È vero: tanta gente lotta per sopravvivere ma molti decidono di farlo con grande dignità, e qui la dignità è un valore.  

Le difficoltà non sono scomparse, eppure oltre alle ombre comincio a intravedere le luci di questo posto, perché ce ne sono: amo l’ospitalità dei miei vicini, adoro il sorriso e la battuta pronta di alcuni tassisti (a proposito, che fatica prendere un taxi!), adoro il fatto che qui si mangino prodotti locali squisiti (devono piacervi piccante ed harissa però!), amo il fatto che a Tunisi ci siano dei posti incredibilmente belli da vedere, amo le sue incredibili somiglianze con Palermo e la Sicilia (“siamo un solo popolo” mi ha detto una volta un tassista in un ottimo italiano) e adoro che in questa città ci siano praticamente gatti ovunque. Lo so, per qualcuno questo non sarebbe un motivo valido per amare una città, eppure per me, gattaro incallito, lo è.

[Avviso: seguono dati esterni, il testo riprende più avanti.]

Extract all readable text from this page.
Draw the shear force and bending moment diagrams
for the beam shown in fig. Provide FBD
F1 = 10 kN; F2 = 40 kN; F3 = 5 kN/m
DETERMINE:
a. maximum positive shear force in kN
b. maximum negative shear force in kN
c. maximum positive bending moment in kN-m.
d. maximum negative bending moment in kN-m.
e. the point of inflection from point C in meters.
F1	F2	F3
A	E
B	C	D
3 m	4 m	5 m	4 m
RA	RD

E allora, dopo una prima settimana di grande fatica, sconforto e spaesamento, inizio finalmente a prendere i miei ritmi, comincio a ritagliarmi le mie abitudini, la curiosità e la voglia di scoprire iniziano a prevalere sul timore, le mie prime parole nel dialetto locale iniziano ad arrivare a chi mi sta difronte (e questo, per un appassionato di lingua araba, è proprio il massimo!) e le strade intorno casa mia divengono un po’ più familiari. 

Non so esattamente cosa succederà da qui a maggio, tre mesi non sono pochi e la mobilità è appena iniziata, forse alla fine amerò Tunisi o forse non vorrò tornarci mai più. In ogni caso, per il tempo che rimane, resterò aperto ad ogni possibilità e suggestione che questa città avrà da offrirmi, con lo sguardo di chi ha voglia di capire ed imparare, sempre.